Old certainties are gone
The rationale behind the 30% entrance gate was that it was a reasonably reliable anchor for determining the minimum satisfaction rate for the creditors. Professional NPL purchasers acquiring thousands of individual debts from banks and consumer loan providers were able to assess the expected recovery rate for the NPL portfolio, using relatively stable statistical data, in which the 30% satisfaction threshold played a key role.
Now this relative certainty has gone, as the individual debtors will not need to demonstrate their ability to repay more than CZK 1,800 per month plus any statutory alimony obligations (if any). It appears that the effect of the change is that the overall satisfaction rate for the creditors will drop significantly. In addition, only CZK 900 per month from the above amount will be required to be paid to the creditors - this will have to be at least the same amount that is to be paid on the account of the insolvency administrator’s reward as a super priority claim.
If the debtors pay the above minimum amount for the required period and do not breach other conditions, the remaining debts will be discharged, regardless of the size of the unsatisfied portion of the debt.

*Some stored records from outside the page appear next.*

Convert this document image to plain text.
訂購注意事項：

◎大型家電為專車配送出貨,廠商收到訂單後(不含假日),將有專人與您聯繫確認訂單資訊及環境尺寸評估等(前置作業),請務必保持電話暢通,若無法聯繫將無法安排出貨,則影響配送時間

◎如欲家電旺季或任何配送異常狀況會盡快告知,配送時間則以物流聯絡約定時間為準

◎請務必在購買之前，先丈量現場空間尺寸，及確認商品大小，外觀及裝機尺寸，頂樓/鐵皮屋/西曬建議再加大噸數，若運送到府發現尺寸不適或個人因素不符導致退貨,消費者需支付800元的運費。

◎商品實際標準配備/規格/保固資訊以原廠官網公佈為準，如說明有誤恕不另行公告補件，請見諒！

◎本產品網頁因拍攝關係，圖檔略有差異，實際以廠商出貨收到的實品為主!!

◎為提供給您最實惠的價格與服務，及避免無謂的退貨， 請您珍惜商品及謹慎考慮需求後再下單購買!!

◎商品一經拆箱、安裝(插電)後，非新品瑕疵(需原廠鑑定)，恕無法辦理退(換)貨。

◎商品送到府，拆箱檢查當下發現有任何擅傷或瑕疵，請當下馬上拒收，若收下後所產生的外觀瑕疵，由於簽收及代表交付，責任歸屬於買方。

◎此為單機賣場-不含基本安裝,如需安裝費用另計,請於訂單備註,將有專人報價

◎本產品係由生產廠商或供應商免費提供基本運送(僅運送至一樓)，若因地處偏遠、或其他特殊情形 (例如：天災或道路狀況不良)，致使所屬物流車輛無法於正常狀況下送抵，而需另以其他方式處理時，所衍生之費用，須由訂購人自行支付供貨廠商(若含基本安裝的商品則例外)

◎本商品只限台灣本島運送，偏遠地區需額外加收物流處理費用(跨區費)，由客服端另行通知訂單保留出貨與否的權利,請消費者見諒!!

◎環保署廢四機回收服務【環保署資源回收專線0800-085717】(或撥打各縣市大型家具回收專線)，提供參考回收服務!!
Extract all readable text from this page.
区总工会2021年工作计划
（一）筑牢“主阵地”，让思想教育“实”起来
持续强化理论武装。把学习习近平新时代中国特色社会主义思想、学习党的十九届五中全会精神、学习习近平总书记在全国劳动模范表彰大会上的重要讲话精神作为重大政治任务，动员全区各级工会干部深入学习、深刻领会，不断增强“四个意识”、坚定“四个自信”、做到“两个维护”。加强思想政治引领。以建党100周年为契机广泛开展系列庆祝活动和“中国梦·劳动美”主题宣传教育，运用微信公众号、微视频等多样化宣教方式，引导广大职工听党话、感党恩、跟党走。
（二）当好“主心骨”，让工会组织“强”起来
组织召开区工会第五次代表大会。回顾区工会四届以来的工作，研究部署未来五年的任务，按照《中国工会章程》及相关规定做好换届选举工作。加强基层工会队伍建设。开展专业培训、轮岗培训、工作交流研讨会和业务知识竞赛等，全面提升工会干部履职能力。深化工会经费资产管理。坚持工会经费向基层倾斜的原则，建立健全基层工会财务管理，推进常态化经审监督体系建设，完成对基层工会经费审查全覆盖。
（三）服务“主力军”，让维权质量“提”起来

Another uncertainty that will await the creditors is in respect of the duration of the insolvency. Under the new rules, the five-year repayment period has been eroded significantly. For example, if debtors repay 60% of their debts within three years, no further repayment will be necessary and the debt discharge may be granted. To get the debt discharge after three years, the subordinated claims (which now include amounts exceeding the original nominal value of the claim) will be disregarded.
Furthermore, debtors that enter retirement or have certain health disabilities will be granted the debt discharge after three years of the repayment plan, irrespective of the total final amount they are able to repay. Debtors will also be entitled to ask for a suspension from the payment of debts completely for as much as one year due to serious reasons, which will defer the satisfaction of the creditors.
New opportunities for those prepared
In order to offset some of the new changes in favour of the debtors, the creditors have been newly granted the right to satisfy their claims from the sale of the debtor’s assets (at the same time the instalment plan is approved). This should theoretically bring a new source of satisfaction to the creditors. The practical impact seems to be rather limited as the following debtors’ assets will be excluded: (i) assets secured to a secured creditor, (ii) debtor’s dwelling of a standard value and (iii) assets with net proceeds not exceeding the award of the insolvency administrator.
Secured creditors can satisfy their claims from the sale of the secured assets only, irrespective of the value of the security. It is therefore recommended that the value of the security be checked sufficiently in advance to ensure the correct decision is made in the process.
As a result of the amendment it is expected that in the future many more debtors will seek their debt discharge through formal insolvency proceedings, opening significant new opportunities for NPL professionals. The current methods of assessing the satisfaction rate and recoverability will, however, cease to function properly and should be re-defined using models based on precise understanding of the new rules.